Nuccio en una entrevista nos dice que no está en contra del beneficio y del dinero, que son necesarios para vivir, lo que no puede ser que se conviertan en un fin por sí mismos. Que un empresario tenga beneficios no es malo, siempre que al acostarse duerma plácidamente con la conciencia tranquila. Como lo fue Adriano Olivetti que nos enseñó que una empresa no debe producir sólo beneficios, sino también belleza y libertad. Él se dio cuenta de que con ellas el hombre aprende a entender cuál es el camino para la felicidad. Olivetti invirtió sus beneficios en bibliotecas, en casas y en guarderías para los hijos de los trabajadores. Se preocupó de darles una dignidad humana y así levantó una empresa competitiva a nivel internacional. ¡Vaya contraste con el mundo empresarial de hoy, lleno de auténticos tiburones! Y en este callejón sin salida, del que todos somos culpables, debemos abrir alguna puerta, si no queremos un suicidio colectivo. Para Nuccio como docente, la puede proporcionar la educación, pero desde una concepción distinta a la neoliberal.

La escuela, el instituto, la universidad, antes que para conseguir un diploma son para mejorarnos como personas. Los docentes tenemos que ayudar a los jóvenes a eliminar esa idea, propia de estas sociedades utilitarias, de que el estudio es para conseguir algo material. Ni en las familias ni en la sociedad, sino en las escuelas, es donde hay que trabajar intensamente para cambiar esta percepción tan nociva, esa degeneración de la enseñanza enfocada a obtener resultados como única meta, olvidando que el saber debe llevar a los estudiantes a entenderse mejor a sí mismos y al mundo que les rodea, a amar el bien común, a ser tolerantes, solidarios, utópicos, críticos frente a la injusticia, valores que nos hacen más humanos.

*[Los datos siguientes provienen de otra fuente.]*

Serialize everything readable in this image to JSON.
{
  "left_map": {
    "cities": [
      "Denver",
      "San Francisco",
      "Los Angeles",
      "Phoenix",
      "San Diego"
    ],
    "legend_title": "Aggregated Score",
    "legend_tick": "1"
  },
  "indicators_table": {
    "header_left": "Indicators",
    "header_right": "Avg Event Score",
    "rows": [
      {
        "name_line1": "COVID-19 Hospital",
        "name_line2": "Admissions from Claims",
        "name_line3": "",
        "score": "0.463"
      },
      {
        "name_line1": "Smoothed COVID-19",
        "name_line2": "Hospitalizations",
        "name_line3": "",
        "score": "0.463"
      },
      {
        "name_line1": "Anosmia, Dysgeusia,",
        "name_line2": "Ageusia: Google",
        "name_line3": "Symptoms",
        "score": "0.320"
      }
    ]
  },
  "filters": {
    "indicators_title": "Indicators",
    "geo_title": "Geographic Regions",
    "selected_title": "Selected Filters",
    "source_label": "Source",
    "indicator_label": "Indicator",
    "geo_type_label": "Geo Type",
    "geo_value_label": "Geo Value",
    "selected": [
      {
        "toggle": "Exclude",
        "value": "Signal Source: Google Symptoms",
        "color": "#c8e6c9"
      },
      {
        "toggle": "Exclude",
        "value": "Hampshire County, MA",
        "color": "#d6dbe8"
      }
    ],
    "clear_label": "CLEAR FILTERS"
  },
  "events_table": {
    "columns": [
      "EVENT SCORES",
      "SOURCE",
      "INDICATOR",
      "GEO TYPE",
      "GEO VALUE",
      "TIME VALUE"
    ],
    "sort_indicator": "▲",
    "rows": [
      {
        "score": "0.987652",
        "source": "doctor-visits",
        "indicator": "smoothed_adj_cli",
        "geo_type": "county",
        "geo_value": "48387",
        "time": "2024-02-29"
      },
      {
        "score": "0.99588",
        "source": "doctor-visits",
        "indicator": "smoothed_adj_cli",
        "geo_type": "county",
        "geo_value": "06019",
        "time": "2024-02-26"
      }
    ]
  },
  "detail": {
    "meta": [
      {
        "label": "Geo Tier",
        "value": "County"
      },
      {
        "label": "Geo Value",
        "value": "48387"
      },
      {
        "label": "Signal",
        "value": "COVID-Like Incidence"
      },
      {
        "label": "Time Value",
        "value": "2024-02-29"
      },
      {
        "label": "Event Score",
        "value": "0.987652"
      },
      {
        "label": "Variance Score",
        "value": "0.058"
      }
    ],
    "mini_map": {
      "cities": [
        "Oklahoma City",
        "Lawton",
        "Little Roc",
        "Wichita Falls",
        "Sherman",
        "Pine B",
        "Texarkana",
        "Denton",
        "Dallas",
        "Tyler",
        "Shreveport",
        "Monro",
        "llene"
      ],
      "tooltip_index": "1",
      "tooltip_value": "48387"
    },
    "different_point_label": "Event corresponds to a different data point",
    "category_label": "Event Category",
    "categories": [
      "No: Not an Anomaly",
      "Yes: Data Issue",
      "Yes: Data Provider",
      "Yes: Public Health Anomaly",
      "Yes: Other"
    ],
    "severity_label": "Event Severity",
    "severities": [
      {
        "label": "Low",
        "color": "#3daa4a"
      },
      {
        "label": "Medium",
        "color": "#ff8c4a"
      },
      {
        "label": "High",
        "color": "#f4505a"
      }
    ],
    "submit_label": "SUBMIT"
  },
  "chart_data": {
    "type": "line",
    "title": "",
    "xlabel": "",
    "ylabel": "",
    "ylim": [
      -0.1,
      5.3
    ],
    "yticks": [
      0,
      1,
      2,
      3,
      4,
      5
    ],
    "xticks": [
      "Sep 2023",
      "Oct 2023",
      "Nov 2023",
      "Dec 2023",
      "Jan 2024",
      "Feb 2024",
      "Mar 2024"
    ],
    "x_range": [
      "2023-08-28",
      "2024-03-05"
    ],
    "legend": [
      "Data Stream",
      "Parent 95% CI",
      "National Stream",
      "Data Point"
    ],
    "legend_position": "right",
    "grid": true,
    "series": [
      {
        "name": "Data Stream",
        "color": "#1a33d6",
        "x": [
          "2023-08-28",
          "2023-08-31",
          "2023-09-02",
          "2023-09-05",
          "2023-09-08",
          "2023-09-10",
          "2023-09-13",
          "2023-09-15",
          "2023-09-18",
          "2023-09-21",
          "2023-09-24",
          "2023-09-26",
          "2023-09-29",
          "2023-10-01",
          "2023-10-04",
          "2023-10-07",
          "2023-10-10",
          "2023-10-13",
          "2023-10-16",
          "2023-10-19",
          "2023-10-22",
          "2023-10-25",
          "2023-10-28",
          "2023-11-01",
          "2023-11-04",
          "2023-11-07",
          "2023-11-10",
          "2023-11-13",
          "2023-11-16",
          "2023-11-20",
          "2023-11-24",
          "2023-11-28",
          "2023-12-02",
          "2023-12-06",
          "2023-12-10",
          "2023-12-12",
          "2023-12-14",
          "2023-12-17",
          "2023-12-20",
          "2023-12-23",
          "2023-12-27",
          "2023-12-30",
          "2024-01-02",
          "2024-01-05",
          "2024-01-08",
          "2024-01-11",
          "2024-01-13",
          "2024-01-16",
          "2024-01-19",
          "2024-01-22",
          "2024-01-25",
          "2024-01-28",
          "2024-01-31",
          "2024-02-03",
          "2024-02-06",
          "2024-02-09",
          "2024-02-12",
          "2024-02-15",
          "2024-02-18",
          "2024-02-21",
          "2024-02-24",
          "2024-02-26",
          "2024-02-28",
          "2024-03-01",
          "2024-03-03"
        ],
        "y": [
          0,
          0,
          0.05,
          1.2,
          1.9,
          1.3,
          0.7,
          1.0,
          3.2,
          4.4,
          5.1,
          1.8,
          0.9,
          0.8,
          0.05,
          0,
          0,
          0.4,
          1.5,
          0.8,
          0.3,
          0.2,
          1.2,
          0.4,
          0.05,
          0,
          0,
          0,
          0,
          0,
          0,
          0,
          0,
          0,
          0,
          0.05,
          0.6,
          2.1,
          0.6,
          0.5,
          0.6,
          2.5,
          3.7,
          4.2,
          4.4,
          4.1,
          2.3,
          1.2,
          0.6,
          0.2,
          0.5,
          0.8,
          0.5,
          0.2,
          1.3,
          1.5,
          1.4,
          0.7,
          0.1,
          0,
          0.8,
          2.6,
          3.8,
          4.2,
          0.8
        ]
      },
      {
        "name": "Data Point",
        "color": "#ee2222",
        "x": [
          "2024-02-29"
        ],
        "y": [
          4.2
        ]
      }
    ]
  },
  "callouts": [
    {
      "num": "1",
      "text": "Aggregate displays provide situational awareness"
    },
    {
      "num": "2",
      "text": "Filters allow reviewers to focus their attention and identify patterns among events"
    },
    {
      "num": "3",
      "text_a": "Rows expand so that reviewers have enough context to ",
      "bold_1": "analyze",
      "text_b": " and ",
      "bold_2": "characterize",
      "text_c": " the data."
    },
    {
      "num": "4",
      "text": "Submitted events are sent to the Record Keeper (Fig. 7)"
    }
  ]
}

Las escuelas y las universidades son el lugar idóneo para demostrar que las leyes del mercado no valen, basadas en el principio de la pérdida y la ganancia; en cualquier intercambio comercial siempre hay algo que sale y algo que se queda. Pero el intercambio entre profesor y estudiante es un proceso virtuoso donde el que da y el que recibe se enriquecen ambos. Nadie pierde. Las escuelas deberían ser ese lugar donde las leyes del beneficio acabarán rompiéndose, naufragando. Nuccio pone un ejemplo a sus alumnos “Hoy con el dinero podemos comprar cualquier cosa, los jueces, a los parlamentarios, a las cadenas de televisión y que si se es rico se puede obtener el éxito y el erotismo. Pero, hay algo que, sin embargo, no se puede alcanzar con todo el oro del mundo, el conocimiento”.

Termino con una cita de Eugène Ionesco “El hombre moderno, apurado, sin tiempo, preso de la necesidad, no comprende que algo pueda ser no útil, ni que lo útil pueda ser un peso inútil, agobiante. Si no se comprende la utilidad de lo inútil, la inutilidad de lo útil, no se comprende el arte. Y el país que no comprende el arte es un país de esclavos o de robots, de gente desdichada, que no sabe reír, y donde no se ríe, hay cólera y odio”.